Our guest today is Gemma who runs a business called Awkward Conversations. She works with teenage girls who experience bullying, peer and friendship issues. She helps them by looking at their experience from different perspectives, releasing emotional charges, creating new and empowering beliefs, and helps them take action to live the life they want. She teaches girls to be their unique selves, creating confidence and self-worth.

Gemma is passionate about helping teenage girls due to events and experiences from her own past and childhood. It’s an impressionable time when you start to form and cement your belief systems about yourself and the world. She realized as she got older that she could change her negative beliefs about herself and wanted to help teach these lessons to young girls so they could work through them earlier in life.

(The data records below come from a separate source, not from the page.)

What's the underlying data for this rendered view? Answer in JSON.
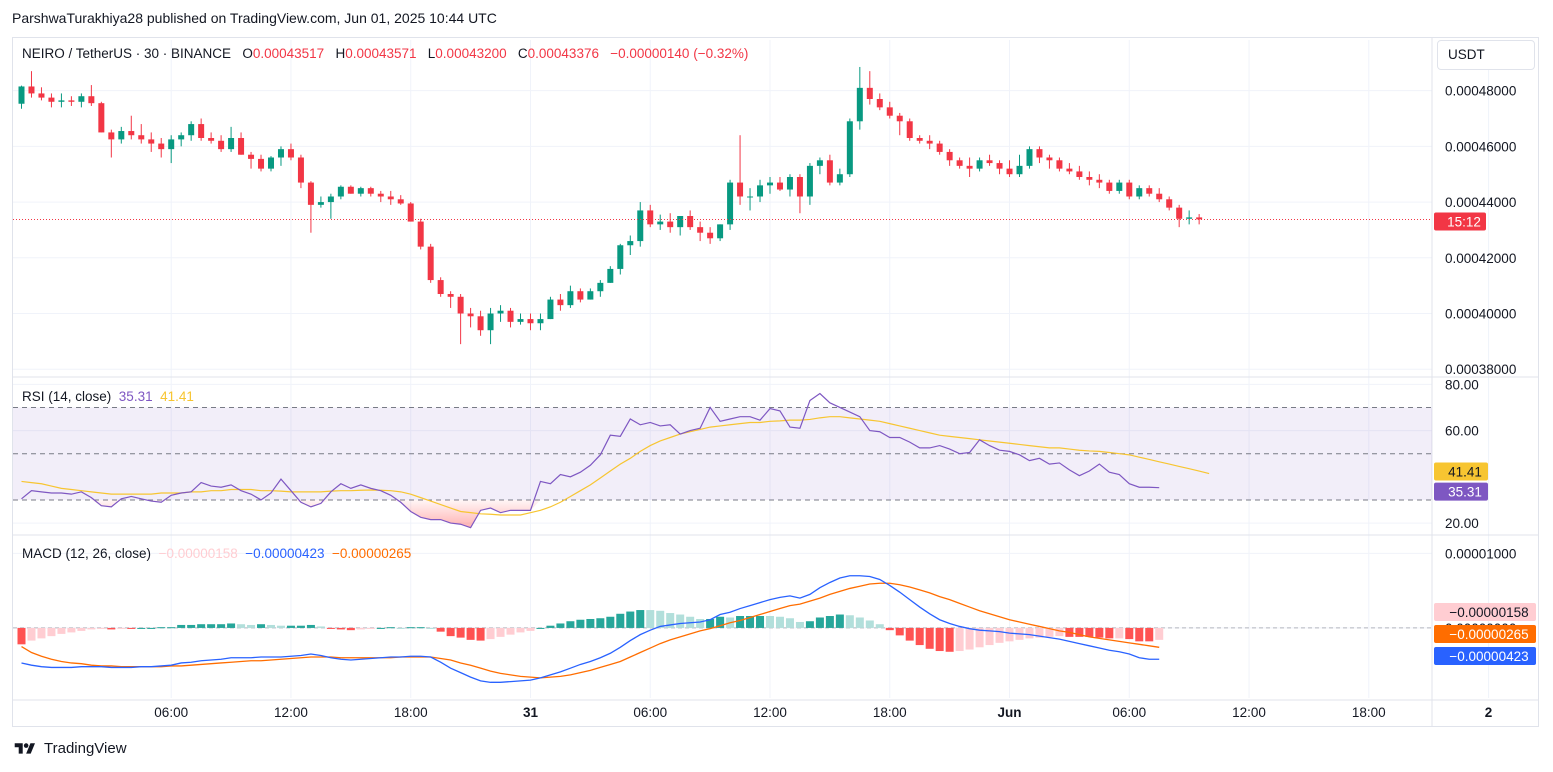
{
  "header": {
    "published": "ParshwaTurakhiya28 published on TradingView.com, Jun 01, 2025 10:44 UTC"
  },
  "footer": {
    "brand": "TradingView",
    "icon": "tradingview-logo-icon"
  },
  "currency_button": "USDT",
  "colors": {
    "up": "#089981",
    "down": "#f23645",
    "rsi": "#7e57c2",
    "rsi_ma": "#f7c531",
    "macd": "#2962ff",
    "signal": "#ff6d00",
    "hist_up_strong": "#26a69a",
    "hist_up_weak": "#b2dfdb",
    "hist_down_strong": "#ff5252",
    "hist_down_weak": "#ffcdd2"
  },
  "legend": {
    "symbol": "NEIRO / TetherUS · 30 · BINANCE",
    "o_label": "O",
    "o": "0.00043517",
    "h_label": "H",
    "h": "0.00043571",
    "l_label": "L",
    "l": "0.00043200",
    "c_label": "C",
    "c": "0.00043376",
    "change": "−0.00000140 (−0.32%)",
    "rsi_title": "RSI (14, close)",
    "rsi_val": "35.31",
    "rsi_ma_val": "41.41",
    "macd_title": "MACD (12, 26, close)",
    "macd_hist_val": "−0.00000158",
    "macd_val": "−0.00000423",
    "signal_val": "−0.00000265"
  },
  "labels": {
    "countdown": "15:12",
    "rsi_ma_label": "41.41",
    "rsi_label": "35.31",
    "hist_label": "−0.00000158",
    "signal_label": "−0.00000265",
    "macd_label": "−0.00000423"
  },
  "chart_data": {
    "type": "candlestick",
    "symbol": "NEIRO / TetherUS",
    "interval": "30",
    "price_axis": {
      "ylim": [
        0.000379,
        0.000491
      ],
      "ticks": [
        "0.00048000",
        "0.00046000",
        "0.00044000",
        "0.00042000",
        "0.00040000",
        "0.00038000"
      ],
      "tick_values": [
        0.00048,
        0.00046,
        0.00044,
        0.00042,
        0.0004,
        0.00038
      ]
    },
    "rsi_axis": {
      "ylim": [
        17,
        81
      ],
      "ticks": [
        "80.00",
        "60.00",
        "20.00"
      ],
      "tick_values": [
        80,
        60,
        20
      ],
      "bands": [
        70,
        50,
        30
      ]
    },
    "macd_axis": {
      "ylim": [
        -9e-06,
        1.18e-05
      ],
      "ticks": [
        "0.00001000",
        "0.00000000"
      ],
      "tick_values": [
        1e-05,
        0.0
      ]
    },
    "time_axis": {
      "labels": [
        "06:00",
        "12:00",
        "18:00",
        "31",
        "06:00",
        "12:00",
        "18:00",
        "Jun",
        "06:00",
        "12:00",
        "18:00",
        "2"
      ],
      "bar_index": [
        15,
        27,
        39,
        51,
        63,
        75,
        87,
        99,
        111,
        123,
        135,
        147
      ]
    },
    "last_price": 0.00043376,
    "candles": [
      [
        0.0004753,
        0.0004818,
        0.0004735,
        0.0004815
      ],
      [
        0.0004815,
        0.000487,
        0.0004775,
        0.000479
      ],
      [
        0.000479,
        0.0004812,
        0.0004765,
        0.0004775
      ],
      [
        0.0004775,
        0.000479,
        0.000474,
        0.000476
      ],
      [
        0.000476,
        0.000479,
        0.000474,
        0.0004765
      ],
      [
        0.0004765,
        0.000478,
        0.0004745,
        0.000476
      ],
      [
        0.000476,
        0.000479,
        0.000474,
        0.000478
      ],
      [
        0.000478,
        0.000482,
        0.0004745,
        0.0004755
      ],
      [
        0.0004755,
        0.000476,
        0.000465,
        0.000465
      ],
      [
        0.000465,
        0.000466,
        0.000456,
        0.0004625
      ],
      [
        0.0004625,
        0.000467,
        0.000461,
        0.0004655
      ],
      [
        0.0004655,
        0.000471,
        0.0004625,
        0.000464
      ],
      [
        0.000464,
        0.000468,
        0.000461,
        0.0004625
      ],
      [
        0.0004625,
        0.000465,
        0.000458,
        0.000461
      ],
      [
        0.000461,
        0.000463,
        0.000456,
        0.000459
      ],
      [
        0.000459,
        0.000464,
        0.000454,
        0.0004625
      ],
      [
        0.0004625,
        0.000465,
        0.00046,
        0.000464
      ],
      [
        0.000464,
        0.000469,
        0.000462,
        0.000468
      ],
      [
        0.000468,
        0.00047,
        0.000462,
        0.000463
      ],
      [
        0.000463,
        0.000465,
        0.000461,
        0.000462
      ],
      [
        0.000462,
        0.000464,
        0.000458,
        0.000459
      ],
      [
        0.000459,
        0.000467,
        0.000458,
        0.000463
      ],
      [
        0.000463,
        0.000465,
        0.000457,
        0.000457
      ],
      [
        0.000457,
        0.000458,
        0.000452,
        0.0004555
      ],
      [
        0.0004555,
        0.000457,
        0.000451,
        0.000452
      ],
      [
        0.000452,
        0.0004565,
        0.000451,
        0.000456
      ],
      [
        0.000456,
        0.00046,
        0.000453,
        0.000459
      ],
      [
        0.000459,
        0.000461,
        0.000455,
        0.000456
      ],
      [
        0.000456,
        0.000457,
        0.000445,
        0.000447
      ],
      [
        0.000447,
        0.0004475,
        0.000429,
        0.000439
      ],
      [
        0.000439,
        0.000442,
        0.000438,
        0.00044
      ],
      [
        0.00044,
        0.000443,
        0.000434,
        0.000442
      ],
      [
        0.000442,
        0.000446,
        0.000441,
        0.0004455
      ],
      [
        0.0004455,
        0.000446,
        0.000443,
        0.000443
      ],
      [
        0.000443,
        0.0004455,
        0.000442,
        0.000445
      ],
      [
        0.000445,
        0.0004455,
        0.000442,
        0.000443
      ],
      [
        0.000443,
        0.000444,
        0.00044,
        0.000442
      ],
      [
        0.000442,
        0.000444,
        0.000439,
        0.000441
      ],
      [
        0.000441,
        0.0004425,
        0.000439,
        0.0004395
      ],
      [
        0.0004395,
        0.00044,
        0.000433,
        0.000433
      ],
      [
        0.000433,
        0.000434,
        0.000423,
        0.000424
      ],
      [
        0.000424,
        0.000425,
        0.000411,
        0.000412
      ],
      [
        0.000412,
        0.000413,
        0.000406,
        0.000407
      ],
      [
        0.000407,
        0.000408,
        0.000402,
        0.000406
      ],
      [
        0.000406,
        0.000407,
        0.000389,
        0.0004
      ],
      [
        0.0004,
        0.000402,
        0.000395,
        0.000399
      ],
      [
        0.000399,
        0.000401,
        0.000392,
        0.000394
      ],
      [
        0.000394,
        0.000402,
        0.000389,
        0.0004
      ],
      [
        0.0004,
        0.000403,
        0.000397,
        0.000401
      ],
      [
        0.000401,
        0.000402,
        0.000395,
        0.000397
      ],
      [
        0.000397,
        0.0004,
        0.000396,
        0.000398
      ],
      [
        0.000398,
        0.0004,
        0.000394,
        0.0003965
      ],
      [
        0.0003965,
        0.0004,
        0.000394,
        0.000398
      ],
      [
        0.000398,
        0.000406,
        0.000398,
        0.000405
      ],
      [
        0.000405,
        0.000407,
        0.000401,
        0.000403
      ],
      [
        0.000403,
        0.00041,
        0.000402,
        0.000408
      ],
      [
        0.000408,
        0.000409,
        0.000404,
        0.000405
      ],
      [
        0.000405,
        0.000409,
        0.000405,
        0.000408
      ],
      [
        0.000408,
        0.000412,
        0.000406,
        0.000411
      ],
      [
        0.000411,
        0.000417,
        0.000411,
        0.000416
      ],
      [
        0.000416,
        0.000425,
        0.000414,
        0.0004245
      ],
      [
        0.0004245,
        0.000428,
        0.000421,
        0.000426
      ],
      [
        0.000426,
        0.00044,
        0.000424,
        0.000437
      ],
      [
        0.000437,
        0.000439,
        0.000431,
        0.000432
      ],
      [
        0.000432,
        0.0004355,
        0.00043,
        0.000433
      ],
      [
        0.000433,
        0.000436,
        0.000429,
        0.000431
      ],
      [
        0.000431,
        0.000435,
        0.000428,
        0.000435
      ],
      [
        0.000435,
        0.000437,
        0.00043,
        0.000431
      ],
      [
        0.000431,
        0.000433,
        0.000426,
        0.000429
      ],
      [
        0.000429,
        0.000431,
        0.000425,
        0.000427
      ],
      [
        0.000427,
        0.000432,
        0.000426,
        0.000432
      ],
      [
        0.000432,
        0.000448,
        0.00043,
        0.000447
      ],
      [
        0.000447,
        0.000464,
        0.000439,
        0.000442
      ],
      [
        0.000442,
        0.000445,
        0.000437,
        0.000442
      ],
      [
        0.000442,
        0.000448,
        0.00044,
        0.000446
      ],
      [
        0.000446,
        0.000449,
        0.000443,
        0.000447
      ],
      [
        0.000447,
        0.000449,
        0.000444,
        0.0004445
      ],
      [
        0.0004445,
        0.00045,
        0.000442,
        0.000449
      ],
      [
        0.000449,
        0.00045,
        0.000436,
        0.000442
      ],
      [
        0.000442,
        0.000454,
        0.000439,
        0.000453
      ],
      [
        0.000453,
        0.000456,
        0.00045,
        0.000455
      ],
      [
        0.000455,
        0.000457,
        0.000446,
        0.000447
      ],
      [
        0.000447,
        0.000452,
        0.000446,
        0.00045
      ],
      [
        0.00045,
        0.00047,
        0.000449,
        0.000469
      ],
      [
        0.000469,
        0.0004885,
        0.000466,
        0.000481
      ],
      [
        0.000481,
        0.000487,
        0.000475,
        0.000477
      ],
      [
        0.000477,
        0.000479,
        0.000473,
        0.000474
      ],
      [
        0.000474,
        0.000476,
        0.00047,
        0.000471
      ],
      [
        0.000471,
        0.000472,
        0.000464,
        0.000469
      ],
      [
        0.000469,
        0.00047,
        0.000462,
        0.000463
      ],
      [
        0.000463,
        0.000464,
        0.000461,
        0.000462
      ],
      [
        0.000462,
        0.000464,
        0.000459,
        0.000461
      ],
      [
        0.000461,
        0.000462,
        0.000457,
        0.000458
      ],
      [
        0.000458,
        0.000459,
        0.000453,
        0.000455
      ],
      [
        0.000455,
        0.000456,
        0.000452,
        0.000453
      ],
      [
        0.000453,
        0.000456,
        0.000449,
        0.000452
      ],
      [
        0.000452,
        0.000456,
        0.000451,
        0.000455
      ],
      [
        0.000455,
        0.000457,
        0.000453,
        0.000454
      ],
      [
        0.000454,
        0.000455,
        0.00045,
        0.000452
      ],
      [
        0.000452,
        0.000455,
        0.000449,
        0.00045
      ],
      [
        0.00045,
        0.000457,
        0.000449,
        0.000453
      ],
      [
        0.000453,
        0.00046,
        0.000452,
        0.000459
      ],
      [
        0.000459,
        0.00046,
        0.000454,
        0.000456
      ],
      [
        0.000456,
        0.000457,
        0.000452,
        0.000455
      ],
      [
        0.000455,
        0.000456,
        0.000451,
        0.000452
      ],
      [
        0.000452,
        0.000454,
        0.00045,
        0.000451
      ],
      [
        0.000451,
        0.000453,
        0.000448,
        0.000449
      ],
      [
        0.000449,
        0.000451,
        0.000446,
        0.000448
      ],
      [
        0.000448,
        0.00045,
        0.000445,
        0.000447
      ],
      [
        0.000447,
        0.000448,
        0.000443,
        0.000444
      ],
      [
        0.000444,
        0.000448,
        0.000443,
        0.000447
      ],
      [
        0.000447,
        0.000448,
        0.000441,
        0.000442
      ],
      [
        0.000442,
        0.000446,
        0.000441,
        0.000445
      ],
      [
        0.000445,
        0.000446,
        0.000442,
        0.000443
      ],
      [
        0.000443,
        0.000445,
        0.00044,
        0.000441
      ],
      [
        0.000441,
        0.000442,
        0.000437,
        0.000438
      ],
      [
        0.000438,
        0.000439,
        0.000431,
        0.000434
      ],
      [
        0.000434,
        0.000437,
        0.000432,
        0.0004345
      ],
      [
        0.0004345,
        0.0004357,
        0.000432,
        0.0004338
      ]
    ],
    "rsi": [
      30.5,
      34,
      33.5,
      33,
      33,
      32.5,
      33.5,
      31,
      27.5,
      27,
      30.5,
      31.5,
      30.5,
      29.5,
      29,
      32,
      33,
      33.5,
      37.5,
      36,
      35.5,
      36.5,
      34,
      32.5,
      30,
      33,
      39,
      34,
      29,
      27,
      28.5,
      33.5,
      37,
      35,
      36.5,
      35,
      34,
      32,
      29,
      25,
      22.5,
      21.5,
      21.5,
      20,
      19.5,
      18,
      25.5,
      26.5,
      24.5,
      25.5,
      25.5,
      25.5,
      38,
      37,
      41,
      40,
      42,
      45,
      49.5,
      58,
      57.5,
      65,
      62.5,
      63.5,
      62,
      62.5,
      58.5,
      60,
      61,
      70,
      64,
      65,
      66,
      66,
      64.5,
      69.5,
      68.5,
      61.5,
      61,
      73,
      76,
      72,
      70,
      68,
      66,
      60,
      59.5,
      57,
      57,
      55,
      52.5,
      52.5,
      53.5,
      52,
      50,
      50.5,
      56,
      53.5,
      51.5,
      51,
      49.5,
      47,
      48,
      45.5,
      46,
      43,
      40.5,
      42.5,
      45.5,
      42,
      41,
      37,
      35.5,
      35.5,
      35.3
    ],
    "rsi_ma": [
      38,
      37.5,
      37,
      36,
      35,
      34.5,
      34,
      33.5,
      33,
      32.5,
      32.5,
      32.5,
      32.5,
      32.5,
      33,
      33,
      33,
      33.5,
      33.5,
      34,
      34,
      34.5,
      34.5,
      34.5,
      34,
      34,
      33.8,
      33.5,
      33.5,
      33.5,
      33.5,
      33.8,
      34,
      34,
      34.2,
      34.3,
      34.2,
      34,
      33.5,
      32.5,
      31,
      29.5,
      28,
      26.5,
      25,
      24.5,
      24,
      23.8,
      23.5,
      23.5,
      23.5,
      24.5,
      25.5,
      27,
      29,
      31.5,
      34,
      36.5,
      39.5,
      42.5,
      45.5,
      48,
      51,
      53.5,
      55.5,
      57,
      58.5,
      59.5,
      60.5,
      61.5,
      62,
      62.5,
      63,
      63.5,
      63.5,
      64,
      64.2,
      64.5,
      64.5,
      64.8,
      65.5,
      66,
      66,
      65.5,
      65,
      64.5,
      64,
      63,
      62,
      61,
      60,
      59,
      58,
      57.5,
      57,
      56.5,
      56,
      55.5,
      55,
      54.5,
      54,
      53.5,
      53,
      52.5,
      52.5,
      52,
      51.5,
      51.2,
      51,
      50.5,
      50,
      49.5,
      48.5,
      47.5,
      46.5,
      45.5,
      44.5,
      43.5,
      42.5,
      41.41
    ],
    "macd": [
      -4.7e-06,
      -5e-06,
      -5.2e-06,
      -5.3e-06,
      -5.3e-06,
      -5.3e-06,
      -5.2e-06,
      -5.2e-06,
      -5.2e-06,
      -5.3e-06,
      -5.3e-06,
      -5.3e-06,
      -5.2e-06,
      -5.2e-06,
      -5.1e-06,
      -5e-06,
      -4.7e-06,
      -4.6e-06,
      -4.4e-06,
      -4.3e-06,
      -4.2e-06,
      -4e-06,
      -4e-06,
      -4e-06,
      -3.9e-06,
      -3.9e-06,
      -3.9e-06,
      -3.8e-06,
      -3.7e-06,
      -3.5e-06,
      -3.7e-06,
      -4e-06,
      -4.2e-06,
      -4.3e-06,
      -4.2e-06,
      -4.1e-06,
      -4e-06,
      -3.9e-06,
      -3.9e-06,
      -3.8e-06,
      -3.8e-06,
      -3.9e-06,
      -4.6e-06,
      -5.4e-06,
      -6e-06,
      -6.6e-06,
      -7.1e-06,
      -7.3e-06,
      -7.3e-06,
      -7.2e-06,
      -7.1e-06,
      -7e-06,
      -6.7e-06,
      -6.3e-06,
      -5.9e-06,
      -5.4e-06,
      -4.9e-06,
      -4.5e-06,
      -4e-06,
      -3.4e-06,
      -2.6e-06,
      -1.7e-06,
      -9e-07,
      -3e-07,
      2e-07,
      4e-07,
      6e-07,
      7e-07,
      8e-07,
      1.1e-06,
      1.8e-06,
      2.1e-06,
      2.6e-06,
      3e-06,
      3.4e-06,
      3.8e-06,
      4.1e-06,
      4.3e-06,
      4e-06,
      4.5e-06,
      5.4e-06,
      6.1e-06,
      6.7e-06,
      7e-06,
      7e-06,
      6.9e-06,
      6.5e-06,
      5.7e-06,
      4.8e-06,
      3.8e-06,
      2.8e-06,
      1.9e-06,
      1.1e-06,
      6e-07,
      2e-07,
      -1e-07,
      -3e-07,
      -4e-07,
      -5e-07,
      -7e-07,
      -8e-07,
      -9e-07,
      -1.1e-06,
      -1.3e-06,
      -1.5e-06,
      -1.8e-06,
      -2.1e-06,
      -2.4e-06,
      -2.7e-06,
      -3e-06,
      -3.2e-06,
      -3.5e-06,
      -4e-06,
      -4.2e-06,
      -4.2e-06
    ],
    "signal": [
      -2.5e-06,
      -3.3e-06,
      -3.8e-06,
      -4.2e-06,
      -4.5e-06,
      -4.7e-06,
      -4.8e-06,
      -5e-06,
      -5.1e-06,
      -5.1e-06,
      -5.2e-06,
      -5.2e-06,
      -5.2e-06,
      -5.2e-06,
      -5.2e-06,
      -5.1e-06,
      -5.1e-06,
      -5e-06,
      -4.9e-06,
      -4.8e-06,
      -4.7e-06,
      -4.6e-06,
      -4.5e-06,
      -4.4e-06,
      -4.4e-06,
      -4.3e-06,
      -4.2e-06,
      -4.1e-06,
      -4e-06,
      -3.9e-06,
      -3.9e-06,
      -3.9e-06,
      -4e-06,
      -4e-06,
      -4e-06,
      -4e-06,
      -4e-06,
      -4e-06,
      -3.9e-06,
      -3.9e-06,
      -3.9e-06,
      -3.9e-06,
      -4.1e-06,
      -4.3e-06,
      -4.7e-06,
      -5e-06,
      -5.4e-06,
      -5.8e-06,
      -6.1e-06,
      -6.3e-06,
      -6.5e-06,
      -6.6e-06,
      -6.7e-06,
      -6.6e-06,
      -6.5e-06,
      -6.3e-06,
      -6e-06,
      -5.7e-06,
      -5.3e-06,
      -4.9e-06,
      -4.5e-06,
      -3.9e-06,
      -3.3e-06,
      -2.7e-06,
      -2.1e-06,
      -1.6e-06,
      -1.2e-06,
      -8e-07,
      -4e-07,
      -1e-07,
      3e-07,
      7e-07,
      1e-06,
      1.4e-06,
      1.8e-06,
      2.2e-06,
      2.6e-06,
      3e-06,
      3.2e-06,
      3.6e-06,
      4e-06,
      4.5e-06,
      4.9e-06,
      5.3e-06,
      5.6e-06,
      5.9e-06,
      6e-06,
      6e-06,
      5.8e-06,
      5.5e-06,
      5.1e-06,
      4.7e-06,
      4.2e-06,
      3.8e-06,
      3.3e-06,
      2.8e-06,
      2.3e-06,
      1.9e-06,
      1.5e-06,
      1.1e-06,
      8e-07,
      5e-07,
      2e-07,
      -1e-07,
      -4e-07,
      -6e-07,
      -9e-07,
      -1.2e-06,
      -1.4e-06,
      -1.6e-06,
      -1.8e-06,
      -2e-06,
      -2.2e-06,
      -2.4e-06,
      -2.6e-06
    ]
  }
}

Joanne has a degree in speech pathology, audiology and English literature, and worked as a business office manager in finance, and as a credit manager at various organizations. She left her job to focus on a passion project developing a program for teens at risk. While doing this she began substitute teaching which took her on a path to becoming a high school teacher which she continued for 25 years.

Having worked both in the private sector as well as in schools, Joanne had an appreciation for how bullying that began at school had a tendency to continue in the workplace as kids grew up, often taking their bullying behaviours with them.

During the last eight years of teaching, Joanne developed a program that addressed bullying in the school, called Becoming Bullyproof. This program combined her tactics she used as a teacher in the classroom with advice and best practices that parents, students, teachers and administration can use to document, communicate and take action on bullying incidents. Joanne will describe this in detail later.